35stan 35stan
362
BLOG

Niemiecko francuski "Sojusz multilateralistów" contra "Stop globalizacji" D.Trumpa

35stan 35stan Świat Obserwuj temat Obserwuj notkę 4

image

Jean-Yves Le Drian i Heiko Maas podczas prezentowania swojej inicjatywy


(...)W odpowiedzi na wyzwania, jakie stoją dziś przed współpracą międzynarodową, Niemcy i Francja zainicjowały w Nowym Jorku sieć państw angażujących się na rzecz multilateralizmu.(...)


(...)Szefowie niemieckiej i francuskiej dyplomacji Heiko Maas i Jean-Yves Le Drian uzgodnili w Nowym Jorku ścisłą współpracę w ramach „Sojuszu multilateralistów”. „Współpraca międzynarodowa w swojej obecnej formie jest zagrożona” – stwierdził Heiko Maas.

Inicjatywa jest wyrazem wspólnoty interesów i wzmocnienia światowego porządku opierającego się na wspólnych wartościach, zarazem odparciem rozpowszechniającej się zasady „każdy przeciwko każdemu”.

Tematami, na których mogłaby koncentrować się współpraca, są chociażby rozbrojenie i ochrona praw człowieka. „Połączenie sił we wspólnym projekcie jest dziś potrzebne bardziej niż kiedykolwiek”, stwierdził minister spraw zagranicznych Francji Le Drian.(...)


(...)Jean-Yves Le Drian zapowiedział, że sojusz zamierza się spotkać przy okazji wrześniowej sesji Zgromadzenia Ogólnego ONZ, gdzie zaprezentuje też pierwsze inicjatywy.
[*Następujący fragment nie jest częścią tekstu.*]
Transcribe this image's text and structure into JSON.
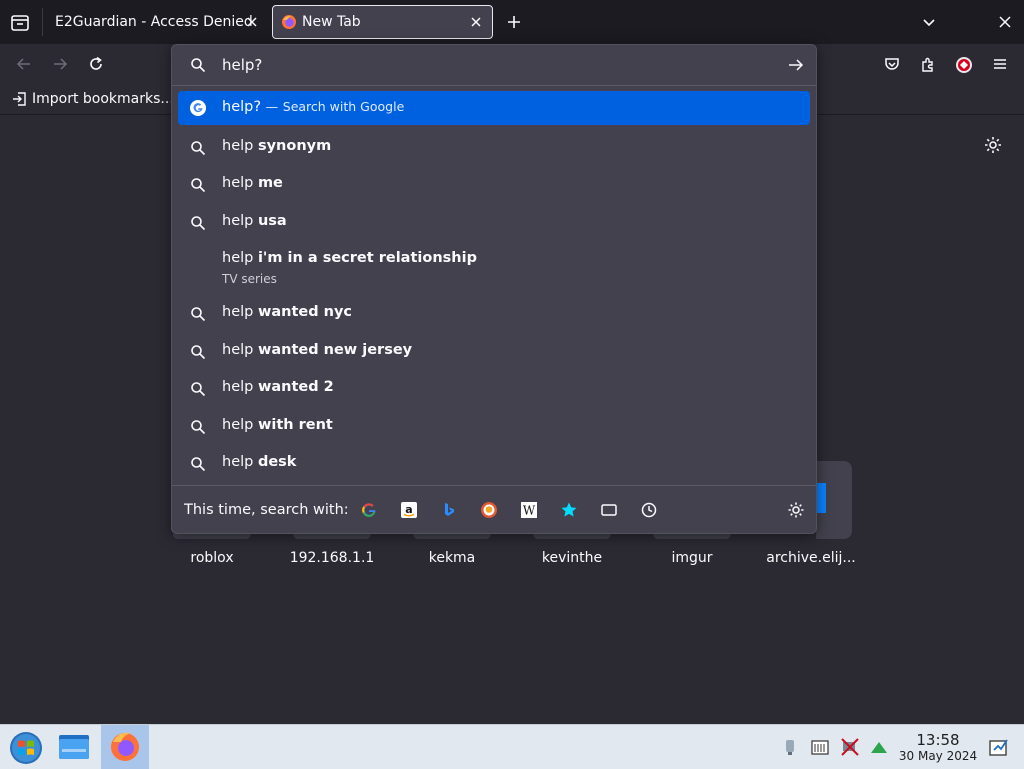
{
  "tabs": [
    {
      "title": "E2Guardian - Access Denied",
      "active": false
    },
    {
      "title": "New Tab",
      "active": true
    }
  ],
  "bookmarks": {
    "import_label": "Import bookmarks..."
  },
  "urlbar": {
    "value": "help?",
    "results": [
      {
        "prefix": "help?",
        "bold": "",
        "action": "Search with Google",
        "sub": "",
        "icon": "google-icon"
      },
      {
        "prefix": "help ",
        "bold": "synonym",
        "sub": "",
        "icon": "search-icon"
      },
      {
        "prefix": "help ",
        "bold": "me",
        "sub": "",
        "icon": "search-icon"
      },
      {
        "prefix": "help ",
        "bold": "usa",
        "sub": "",
        "icon": "search-icon"
      },
      {
        "prefix": "help ",
        "bold": "i'm in a secret relationship",
        "sub": "TV series",
        "icon": ""
      },
      {
        "prefix": "help ",
        "bold": "wanted nyc",
        "sub": "",
        "icon": "search-icon"
      },
      {
        "prefix": "help ",
        "bold": "wanted new jersey",
        "sub": "",
        "icon": "search-icon"
      },
      {
        "prefix": "help ",
        "bold": "wanted 2",
        "sub": "",
        "icon": "search-icon"
      },
      {
        "prefix": "help ",
        "bold": "with rent",
        "sub": "",
        "icon": "search-icon"
      },
      {
        "prefix": "help ",
        "bold": "desk",
        "sub": "",
        "icon": "search-icon"
      }
    ],
    "result_separator": "—",
    "engine_label": "This time, search with:",
    "engines": [
      "google-icon",
      "amazon-icon",
      "bing-icon",
      "duckduckgo-icon",
      "wikipedia-icon",
      "bookmarks-star-icon",
      "tabs-icon",
      "history-clock-icon"
    ]
  },
  "shortcuts": [
    "roblox",
    "192.168.1.1",
    "kekma",
    "kevinthe",
    "imgur",
    "archive.elij..."
  ],
  "taskbar": {
    "time": "13:58",
    "date": "30 May 2024"
  },
  "colors": {
    "accent": "#0061e0",
    "popup_bg": "#42414d",
    "chrome_bg": "#1c1b22",
    "page_bg": "#2b2a33"
  }
}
Heiko Maas mówił o „koalicji zdeklarowanych graczy”.

Według szefa francuskiej dyplomacji instytucje międzynarodowe, takie jak ONZ i zasady, którymi się kierują, są coraz bardziej kwestionowane. Przy tym właśnie współpraca międzynarodowa jest „najlepszą gwarancją trwałego pokoju”. Państwa, które wyznają w polityce te same wartości i wierzą w Narody Zjednoczone, stanowią większość, co jednak najwyraźniej nie zawsze jest oczywiste. Dlatego państwa te muszą „jednoczyć siły”. Każdy, kto chce, może się do nich przyłączyć.

Jak stwierdził Maas, sojusz jest otwarty także dla krajów takich jak Stany Zjednoczone, jeżeli opowiedzą się one za wzmocnieniem współpracy międzynarodowej.

– W ostateczności każdy musi sam zadecydować, po której stronie się opowiada – podsumował niemiecki socjaldemokrata. Maas i Le Drian podjęli inicjatywę „Sojuszu multilateralistów” już w lipcu ubiegłego roku.(...)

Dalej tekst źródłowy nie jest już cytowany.